Soderberg’s return to the NHL was in a Bruins jersey, unfortunately it was after they were good. Despite three reasonable seasons with the boys from Massachusetts, he was plucked by the Colorado Avalanche where he’s been a consistently OK second liner ever since.
A veteran of 380 games, native Ontarian Liscombe played his entire NHL career for the Detroit Red Wings, although he also played against the Montreal Maroons and New York Americans, so we’re going back some time here. Liscombe joined Detroit in 1937, the same year that the icing rule was introduced, and started well despite the Red Wings bottoming out the American Division. Despite a strong second season, the winger’s performances suffered for a few seasons after.In the 1942-43 season, the Red Wings reached the Stanley Cup Final for a third consecutive year. Thanks in part to Liscombe’s then career high regular and post-season performances, Detroit lifted the cup for just the third time in franchise history. Carl, whose name was actually Harold, spent three more seasons in the NHL before joining the AHL’s Providence Reds where he lifted the Calder Cup in 1949.
By the time injury forced Carl Voss into retirement in 1938, two of the eight teams he’d played for no longer existed. If you know of any player who played for more doomed franchises in their career, please comment below. Despite playing for the same number of teams as years he was active in the NHL, Voss made four trips to the playoffs and in his final season helped the Chicago Black Hawks win their second Stanley Cup.
After a training camp mishap knackered Voss’ knee, he spent time working for CCM and refereeing, ultimately working as Referee-in-Chief for the NHL where he redesigned the recruitment process for officials. His 15 years in the gig saw Voss make the Hall of Fame as a Builder.
Calgary, Los Angeles, Philadelphia, Pittsburgh & Boston. Carl Mokosak played for them all, but never won anything. 40 of Mokosak’s 63 NHL games were played in Calgary, where he debuted for the team in the 1979-80 season. The rest of his 829 game professional career was mostly played in the IHL and AHL, often being signed as a free agent.
Swedish Blueliner Dahlstrom was drafted by the Chicago Blackhawks 51st overall in the 2013 entry draft. Playing for the weak Rockford IceHogs hasn’t handicapped Dahlstrom and he was selected to the AHL All Star Game. The Blackhawks have also been testing the water over the last two seasons, and Dahlstrom has looked strong his 49 NHL games.
Brother of John Klingberg, Carl had the misfortune of being drafted by the Atlanta Thrashers back in 2009. His first NHL game was the Thrashers’ last, and the team relocated to Winnipeg shortly after. The winger struggled in the big league and managed just 12 games in his NHL career. In the AHL Klingberg was much better, but ultimately returned to Europe where he’s currently playing in Switzerland.

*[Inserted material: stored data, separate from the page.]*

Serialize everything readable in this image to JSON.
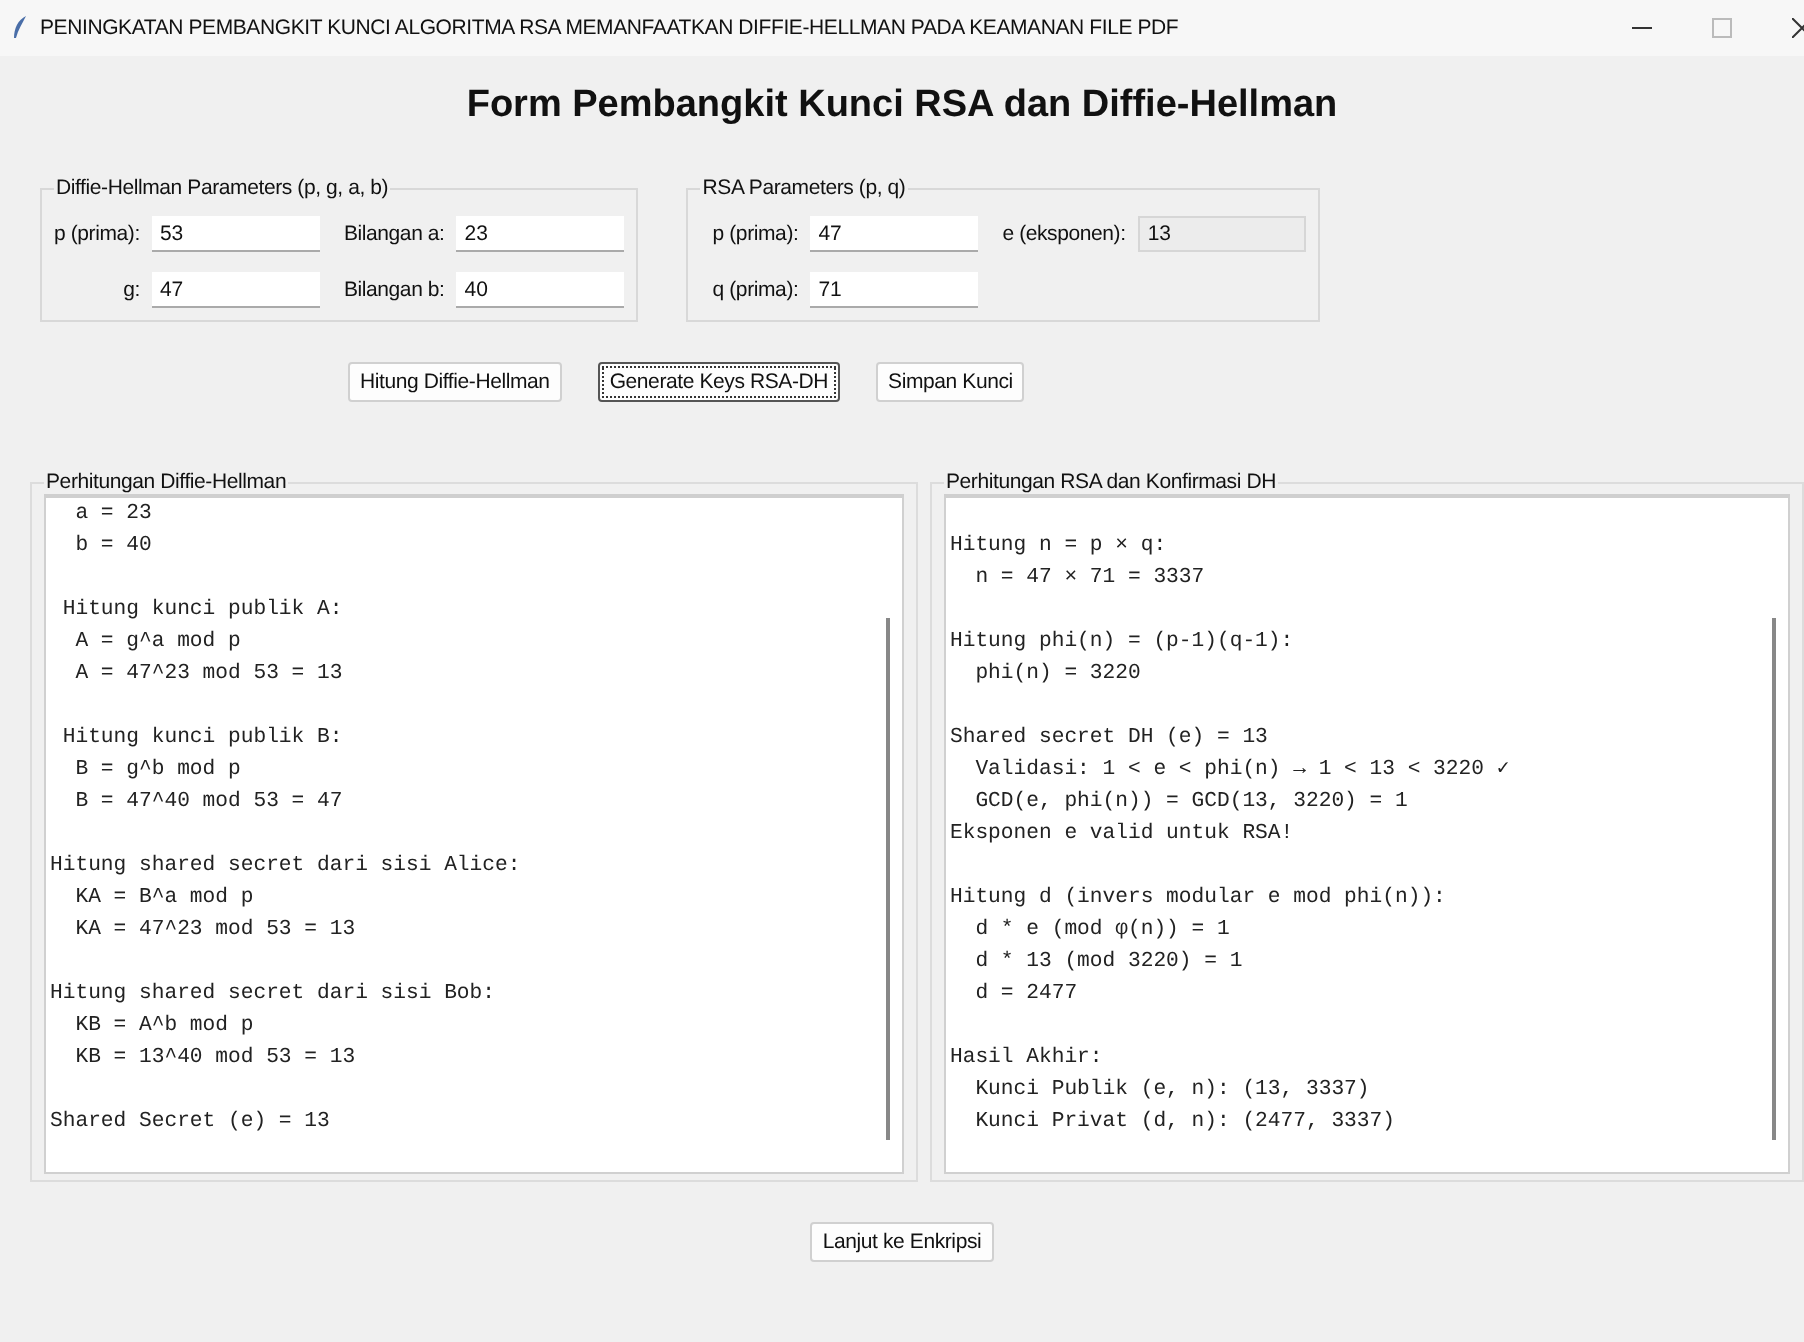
{
  "window": {
    "title": "PENINGKATAN PEMBANGKIT KUNCI ALGORITMA RSA MEMANFAATKAN DIFFIE-HELLMAN PADA KEAMANAN FILE PDF"
  },
  "heading": "Form Pembangkit Kunci RSA dan Diffie-Hellman",
  "parameter_groups": [
    {
      "title": "Diffie-Hellman Parameters (p, g, a, b)",
      "fields": [
        {
          "label": "p (prima):",
          "value": "53",
          "readonly": false
        },
        {
          "label": "Bilangan a:",
          "value": "23",
          "readonly": false
        },
        {
          "label": "g:",
          "value": "47",
          "readonly": false
        },
        {
          "label": "Bilangan b:",
          "value": "40",
          "readonly": false
        }
      ]
    },
    {
      "title": "RSA Parameters (p, q)",
      "fields": [
        {
          "label": "p (prima):",
          "value": "47",
          "readonly": false
        },
        {
          "label": "e (eksponen):",
          "value": "13",
          "readonly": true
        },
        {
          "label": "q (prima):",
          "value": "71",
          "readonly": false
        }
      ]
    }
  ],
  "buttons": [
    {
      "label": "Hitung Diffie-Hellman",
      "focused": false
    },
    {
      "label": "Generate Keys RSA-DH",
      "focused": true
    },
    {
      "label": "Simpan Kunci",
      "focused": false
    }
  ],
  "panels": [
    {
      "title": "Perhitungan Diffie-Hellman",
      "starts_blank": false,
      "blocks": [
        [
          "  a = 23",
          "  b = 40"
        ],
        [
          " Hitung kunci publik A:",
          "  A = g^a mod p",
          "  A = 47^23 mod 53 = 13"
        ],
        [
          " Hitung kunci publik B:",
          "  B = g^b mod p",
          "  B = 47^40 mod 53 = 47"
        ],
        [
          "Hitung shared secret dari sisi Alice:",
          "  KA = B^a mod p",
          "  KA = 47^23 mod 53 = 13"
        ],
        [
          "Hitung shared secret dari sisi Bob:",
          "  KB = A^b mod p",
          "  KB = 13^40 mod 53 = 13"
        ],
        [
          "Shared Secret (e) = 13"
        ]
      ]
    },
    {
      "title": "Perhitungan RSA dan Konfirmasi DH",
      "starts_blank": true,
      "blocks": [
        [
          "Hitung n = p × q:",
          "  n = 47 × 71 = 3337"
        ],
        [
          "Hitung phi(n) = (p-1)(q-1):",
          "  phi(n) = 3220"
        ],
        [
          "Shared secret DH (e) = 13",
          "  Validasi: 1 < e < phi(n) → 1 < 13 < 3220 ✓",
          "  GCD(e, phi(n)) = GCD(13, 3220) = 1",
          "Eksponen e valid untuk RSA!"
        ],
        [
          "Hitung d (invers modular e mod phi(n)):",
          "  d * e (mod φ(n)) = 1",
          "  d * 13 (mod 3220) = 1",
          "  d = 2477"
        ],
        [
          "Hasil Akhir:",
          "  Kunci Publik (e, n): (13, 3337)",
          "  Kunci Privat (d, n): (2477, 3337)"
        ]
      ]
    }
  ],
  "footer_button": {
    "label": "Lanjut ke Enkripsi"
  }
}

Drafted by the Maple Leafs in 2016, 21 year old Swede Grundstrom helped the Toronto Marlies lift the Calder Cup in 2018, but never dressed for the big team. Instead Grundstrom was a piece in the Jake Muzzin trade, swapping Toronto for Los Angeles. Initially assigned to the Kings’ AHL affiliate, Grundstrom was called up by LA, playing 15 games at the end of the 2018-19 season. His one goal and five assists likely earning him serious consideration for a starting place next season in California.
A second round pick for Pittsburgh in the 2006 draft, Sneep only ever played one game in the NHL, registering an assist in the Penguins 8-3 kicking of Buffalo on December 17th, 2011. After that he bounced around the ECHL and NHL for a few years before retiring. In fairness, the dude retired with a 100% Point-Per-Game NHL record.